I do not remotely believe that arts organizations should try to be more “business-like” by learning from the private sector, nor do I think private partnerships (as has been suggested elsewhere) can save the arts (without further mediating artistic experiences for short-term business ends). But I do think creative destruction can be beneficial to the arts. Again, the institution is not the same as the artists or their products; the institution exists to facilitate the art. This isn’t to suggest we should never try to save institutions–to look at the rest of Kiley’s examples, Giant Magnet and Consolidated Works were both destroyed by the needless termination of a visionary director, which left the organizations floundering, while Empty Space’s board rushed to liquidate following a far more minor financial crisis.

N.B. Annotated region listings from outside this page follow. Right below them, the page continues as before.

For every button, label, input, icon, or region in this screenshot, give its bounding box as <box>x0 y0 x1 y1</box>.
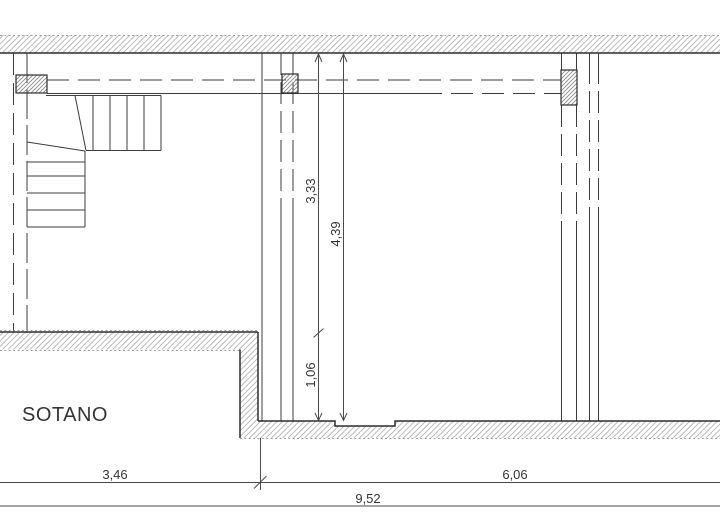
floor-plan-drawing: 3,33 4,39 1,06 3,46 6,06 9,52 SOTANO <box>0 0 720 532</box>
overhead-beam <box>47 80 561 94</box>
basement-walls <box>0 331 720 439</box>
dim-label-right-width: 6,06 <box>502 467 527 482</box>
pillar-right <box>561 70 577 105</box>
top-exterior-wall <box>0 35 720 53</box>
stair-winder-diagonal-2 <box>27 142 85 151</box>
left-exterior-wall <box>14 53 28 332</box>
pillars <box>16 70 577 105</box>
vertical-dimensions: 3,33 4,39 1,06 <box>303 54 347 421</box>
stair-winder-diagonal-1 <box>75 96 86 151</box>
room-label-sotano: SOTANO <box>22 404 108 426</box>
basement-wall-hatch <box>0 332 720 438</box>
horizontal-dimensions: 3,46 6,06 9,52 <box>0 438 720 506</box>
pillar-center <box>282 74 298 93</box>
pillar-left <box>16 75 47 93</box>
dim-label-total-height: 4,39 <box>328 221 343 246</box>
dim-label-total-width: 9,52 <box>355 491 380 506</box>
dim-label-upper-height: 3,33 <box>303 178 318 203</box>
top-wall-hatch <box>0 35 720 53</box>
floor-plan-canvas: 3,33 4,39 1,06 3,46 6,06 9,52 SOTANO <box>0 0 720 532</box>
dim-label-lower-height: 1,06 <box>303 362 318 387</box>
dim-label-left-width: 3,46 <box>102 467 127 482</box>
staircase <box>27 96 161 228</box>
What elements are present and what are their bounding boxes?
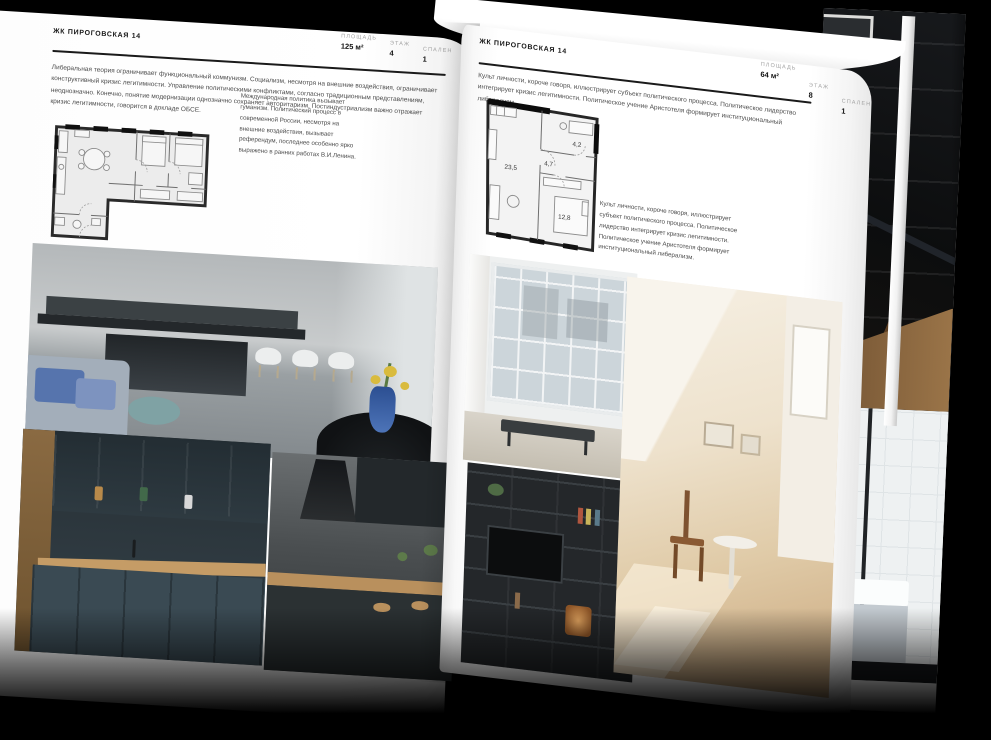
tv-screen: [486, 525, 564, 584]
cabinet-glass: [52, 435, 270, 519]
photo-green-kitchen: [14, 429, 271, 666]
photo-attic-room: [613, 277, 842, 698]
side-note-paragraph: Международная политика вызывает гуманизм…: [238, 91, 364, 164]
page-title: ЖК ПИРОГОВСКАЯ 14: [53, 28, 141, 40]
bench-leg: [584, 441, 587, 455]
room-area-hall: 4,7: [544, 160, 554, 168]
yellow-flower: [400, 382, 409, 391]
small-window: [789, 324, 831, 420]
stat-area: ПЛОЩАДЬ 64 м²: [759, 62, 796, 110]
city-view: [566, 298, 608, 342]
stat-area: ПЛОЩАДЬ 125 м²: [340, 33, 377, 60]
right-page: ЖК ПИРОГОВСКАЯ 14 ПЛОЩАДЬ 64 м² ЭТАЖ 8 С…: [439, 24, 872, 721]
floor-plan-64: 23,5 4,7 4,2 12,8: [472, 88, 611, 264]
picture-frame: [740, 433, 761, 455]
blue-cushion: [75, 378, 117, 410]
bar-stool: [373, 602, 390, 612]
faucet: [132, 540, 136, 558]
room-area-bathroom: 4,2: [572, 141, 582, 149]
apartment-stats: ПЛОЩАДЬ 125 м² ЭТАЖ 4 СПАЛЕН 1: [340, 33, 453, 65]
floor-plan-drawing: [45, 106, 216, 252]
cabinet-panels: [29, 565, 265, 666]
magazine-spread-mockup: ЖК ПИРОГОВСКАЯ 14 ПЛОЩАДЬ 125 м² ЭТАЖ 4 …: [0, 0, 991, 740]
book: [514, 592, 520, 609]
stat-floor: ЭТАЖ 8: [808, 82, 829, 113]
bottle: [139, 487, 148, 501]
chair-legs: [295, 367, 315, 380]
cup: [184, 494, 193, 508]
bar-chair: [292, 349, 319, 368]
city-view: [522, 285, 559, 339]
bottle: [95, 486, 104, 500]
chair-back: [683, 490, 690, 543]
picture-frame: [704, 421, 735, 449]
plant: [397, 551, 407, 561]
bench-leg: [507, 432, 510, 446]
floor-plan-drawing: 23,5 4,7 4,2 12,8: [472, 88, 611, 264]
side-note-paragraph: Культ личности, короче говоря, иллюстрир…: [598, 199, 739, 270]
window-grid: [487, 263, 632, 418]
stat-bedrooms: СПАЛЕН 1: [841, 98, 871, 119]
left-page: ЖК ПИРОГОВСКАЯ 14 ПЛОЩАДЬ 125 м² ЭТАЖ 4 …: [0, 10, 471, 723]
stat-floor: ЭТАЖ 4: [389, 40, 410, 62]
book: [577, 507, 583, 524]
chair-legs: [259, 365, 279, 378]
ottoman-pouf: [127, 395, 181, 426]
page-title: ЖК ПИРОГОВСКАЯ 14: [479, 38, 567, 55]
book: [595, 510, 601, 527]
floor-plan-125: [45, 106, 216, 252]
photo-shelving-unit: [461, 462, 639, 682]
fireplace-glow: [565, 604, 592, 637]
photo-window-bay: [463, 254, 638, 480]
extractor-hood: [300, 458, 359, 522]
round-table: [713, 533, 757, 550]
book: [586, 509, 592, 526]
chair-legs: [332, 369, 352, 382]
bar-chair: [255, 347, 282, 366]
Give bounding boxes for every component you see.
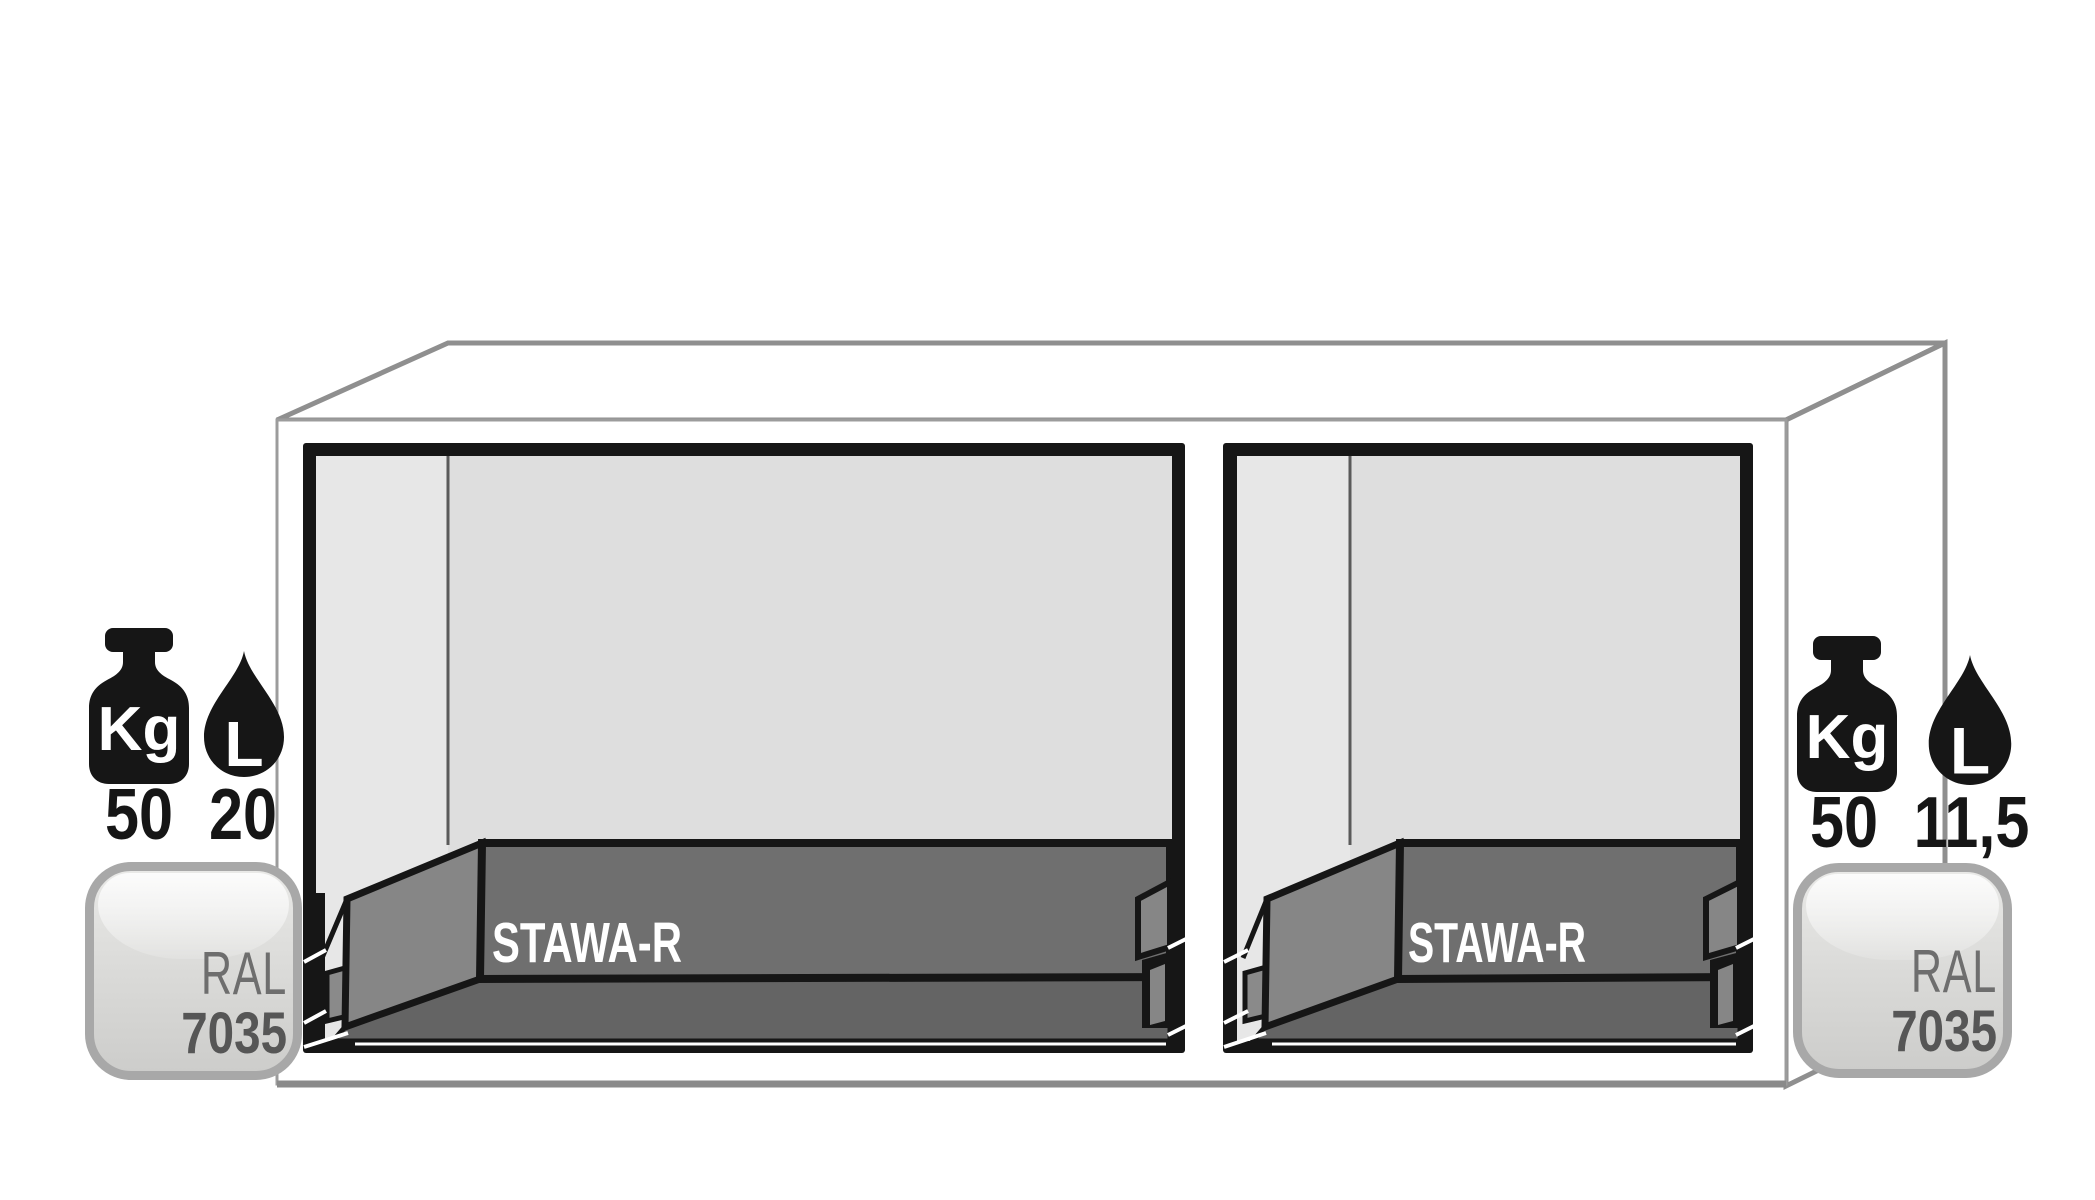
compartment-left: STAWA-R xyxy=(303,443,1186,1053)
ral-badge-left: RAL 7035 xyxy=(85,862,302,1080)
drawer-label-right: STAWA-R xyxy=(1408,911,1586,975)
drawer-label-left: STAWA-R xyxy=(492,911,682,975)
ral-label: RAL xyxy=(1904,943,1997,1000)
rail-bracket-inner xyxy=(1718,964,1733,1025)
drop-icon: L xyxy=(1926,654,2014,786)
weight-unit-label: Kg xyxy=(98,695,181,764)
weight-icon: Kg xyxy=(1795,636,1899,794)
ral-badge-right: RAL 7035 xyxy=(1793,863,2012,1078)
ral-code: 7035 xyxy=(1891,1003,1997,1061)
load-capacity-value-left: 50 xyxy=(88,779,190,851)
weight-unit-label: Kg xyxy=(1806,703,1889,772)
drop-icon: L xyxy=(202,650,286,778)
rail-column-icon xyxy=(305,893,325,1049)
load-capacity-value-right: 50 xyxy=(1793,787,1895,859)
volume-unit-label: L xyxy=(224,708,263,778)
cabinet-diagram: STAWA-R xyxy=(0,0,2095,1200)
rail-fin-icon xyxy=(1706,882,1740,957)
sump-volume-value-left: 20 xyxy=(192,779,294,851)
volume-unit-label: L xyxy=(1950,714,1990,786)
sump-volume-value-right: 11,5 xyxy=(1910,787,2033,859)
weight-icon: Kg xyxy=(87,628,191,786)
drawer-left: STAWA-R xyxy=(304,843,1186,1049)
rail-fin-icon xyxy=(1138,882,1170,957)
compartment-right: STAWA-R xyxy=(1223,443,1754,1053)
cabinet-scene: STAWA-R xyxy=(0,0,2095,1200)
ral-label: RAL xyxy=(194,945,287,1002)
ral-code: 7035 xyxy=(181,1005,287,1063)
cabinet-top-face xyxy=(277,343,1945,420)
rail-bracket-inner xyxy=(1150,964,1165,1025)
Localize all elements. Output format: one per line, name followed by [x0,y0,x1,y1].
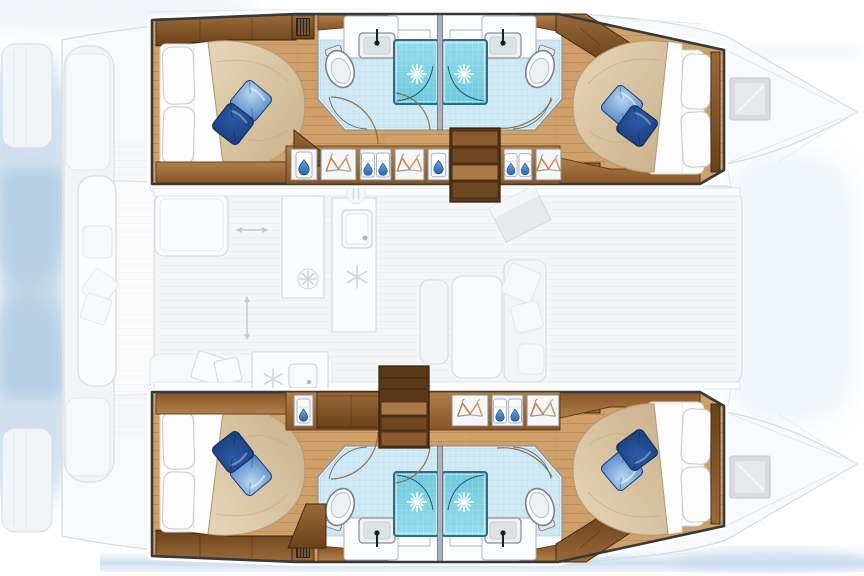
wardrobe-cabinet [317,392,385,428]
floorplan-page: Top-view illustrated floor plan of a sai… [0,0,864,576]
salon-bench [420,280,448,364]
wardrobe-cubby [321,149,356,180]
wardrobe-cubby [452,395,488,426]
wardrobe-cubby [527,395,559,426]
salon-table [452,276,502,378]
cockpit-table [155,194,228,256]
companionway-stairs [450,128,500,202]
floorplan-canvas: Top-view illustrated floor plan of a sai… [0,0,864,576]
burner-icon [298,269,318,289]
galley-sink [342,210,372,248]
companionway-stairs [379,366,429,448]
throw-pillow-faded [214,357,242,385]
galley-sink [289,364,317,388]
sofa-cushion [510,300,544,334]
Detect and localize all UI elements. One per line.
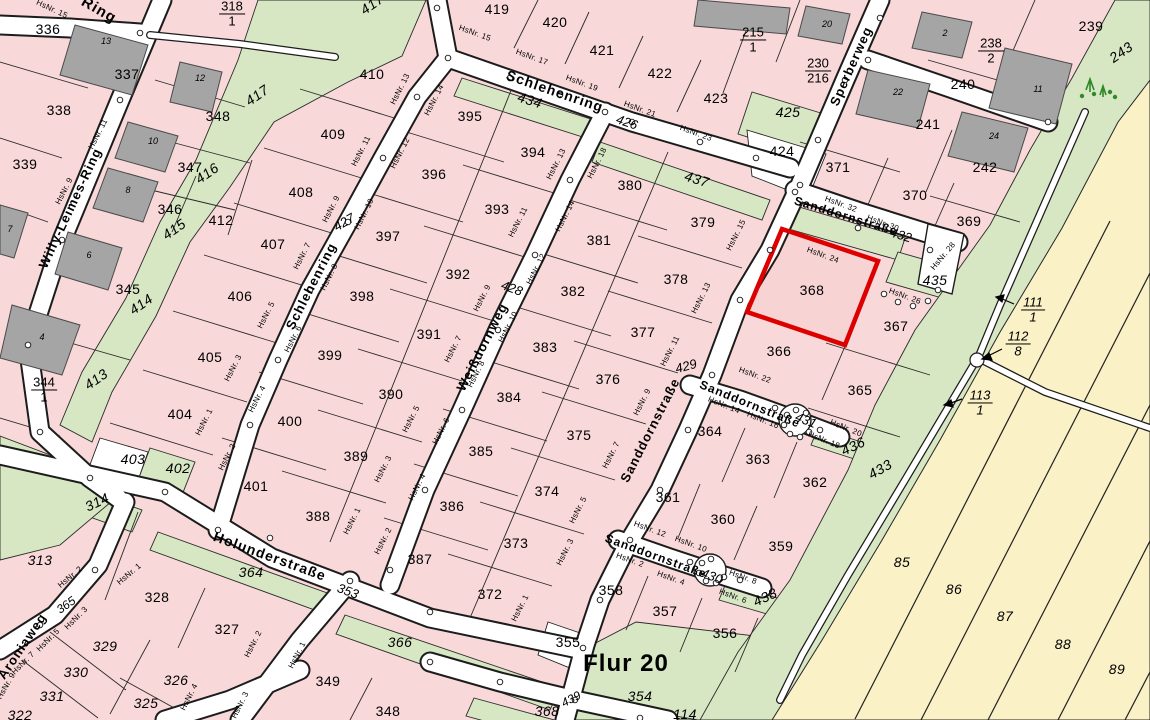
cadastral-map: RingWilly-Leimes-RingSchlehenring426Schl… [0,0,1150,720]
map-canvas[interactable] [0,0,1150,720]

Those are all very different circumstances, and from those we can be judicious in asking whether it was their time or whether they had more to offer. For three of them, compelling evidence exists that they could have gone on; for the Intiman, I see no such information. And lest anyone be mistaken about what’s going on, there’s still a good chance that the Intiman will come back. That’s a shocking injustice and, if achieved, a ridiculous misuse of limited arts dollars, as I’ve already tried to explain. The Intiman should have been allowed to pass, its bitter, not yet set-in-stone eulogy a swansong of success. Instead, nostalgia and attachment to a history that will cost a fortune to maintain are keeping some, misguided hope alive for a burnt-out theater. In an interview for the story, Kiley comes across this very concept:
Richard Linzer is a consultant who has worked with dozens of nonprofits across the country: On the Boards, City University of New York, Empty Space Theatre, Folklife, Stanford University, etc. He and I talked for a few hours about nonprofit theater, but we only got really animated when comparing notes on shows we’d both seen. ‘See there?’ he said. ‘See how excited we just got when talking about performances? In the nonprofit sector, we tend not to want to be cold and rational. We don’t want to look at the cost of raising a dollar or borrowing a dollar or getting involved with appreciation and amortization. It’s the red meat that we love—the dancers and singers. For the audience, that’s why we go. But for the board, it’s a different thing.’
Precisely. The Intiman created many such moments for people, but at too high a cost to preserve indefinitely.